As an automobile wholesalesman, Jim Stockton has seen plenty of cars come and go, but among his many favorites, the 1950 Ford is one car of which he is particularly fond. Already owning a woodie of that desired make and vintage, Jim was on the hunt for a matching convertible a few years ago when fate smiled on him. After purchasing a vintage Harley Davidson from Jim, a fellow collector mentioned he might have the car Jim was after.
What Jim was soon the proud owner of turned out to be one completely original and unrestored '50 Ford convertible with only one paint job covering the original. The drivetrain consisted of a rebuilt Mercury Flathead with only 200 miles on it connected to a manual transmission with overdrive gears. That engine and trans would end up in Jim's woodie, as he had much different plans in mind for the convertible.
Things only got better as Jim dug into his new project when he realized that besides the fact that there was absolutely no rust to be found (pretty much unheard of with any convertible), the original color the '50 wore was the exact shade he envisioned long before he had even found this car. The rebuild of the drop-top started from the ground up with an upgrade of both the front and rear suspensions before a brand-new ZZ4 Chevy mill was bolted to the revamped chassis in front of a 700-R4 automatic transmission.
Jim passed the pristine body over to Wayne Crew, who was only too happy to tune up the Ford's well-preserved skin before shooting the original shade of light green. All the trim was restored and replated before being hung back in its original locations for a full factory showroom look. Inside, Jim kept that original vibe going mixed in with many crafty additions only a purist could spot right off the bat. The original seats were retained and modified before being wrapped in green leather, which is contrasted by a set of tan carpets. Sitting in the driver seat, Jim takes command behind a '54 Mercury steering wheel atop a '54 column and keeps an eye on the vitals via a set of new light-faced gauges from United Speedometer Service. For days when the cool breezes just aren't cool enough, a Vintage Air unit has been craftily disguised as an original add-on with a few 1950 accessory exterior emblems added to jazz it up.
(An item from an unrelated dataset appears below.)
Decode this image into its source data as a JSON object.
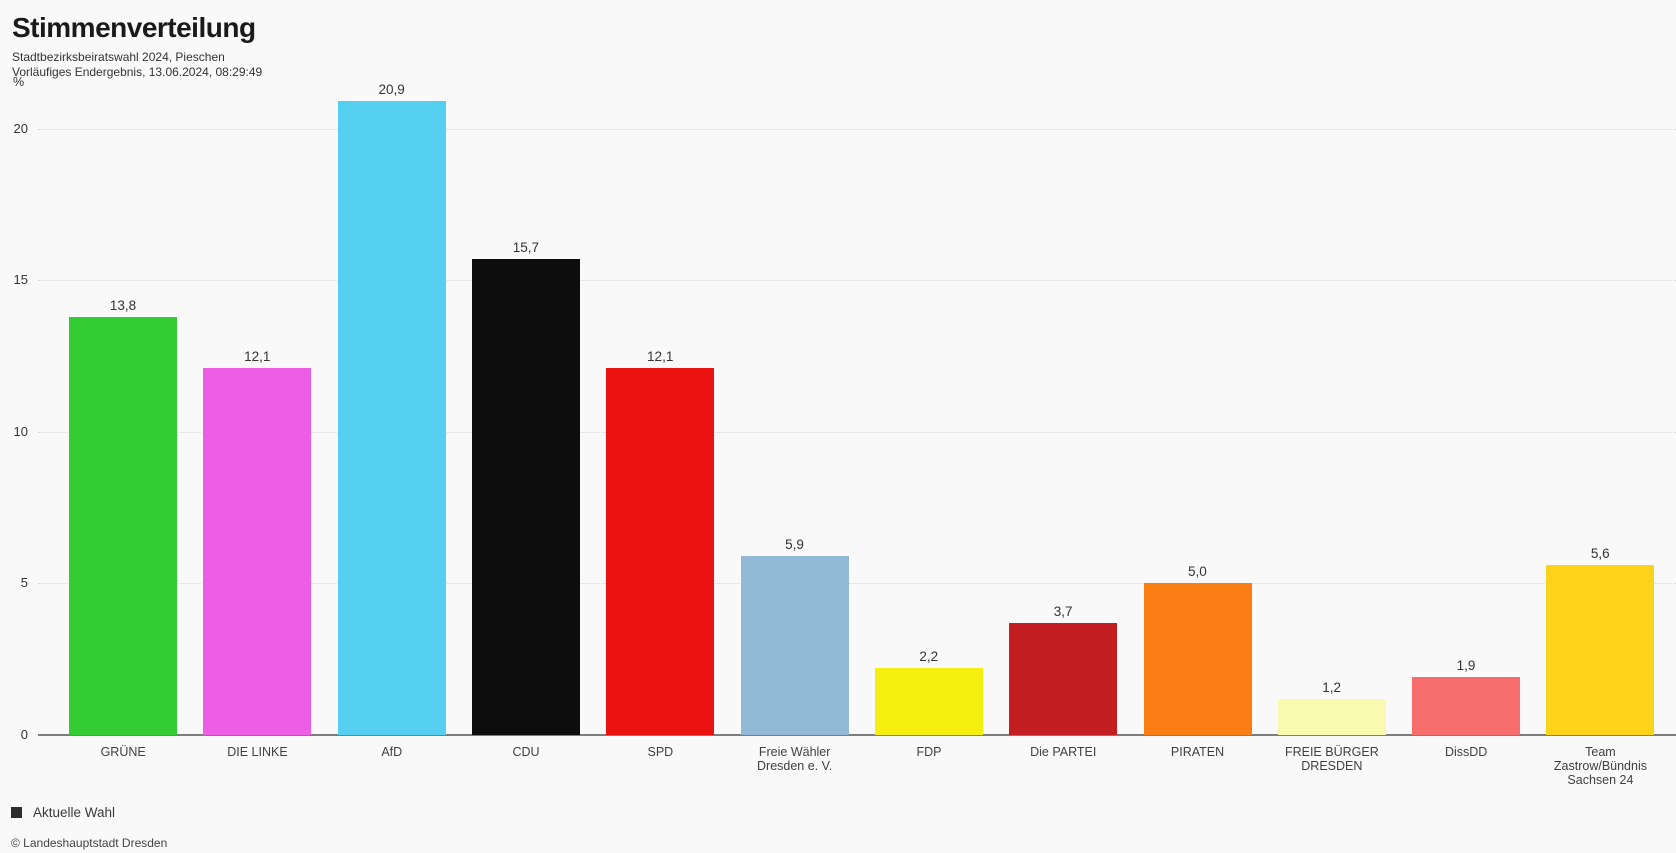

Keeping the illusion complete, the modern audio controls are hidden behind a factory radio block-off plate.
With so much going for it, you'd figure Jim's '50 Ford convertible would never get a chance to rest, but his full stable of rods and restorations keeps this one from being overworked. Still, we're pretty confident the temptation for a little wind through the hair will make sure this mint green masterpiece sees the highway as often as possible.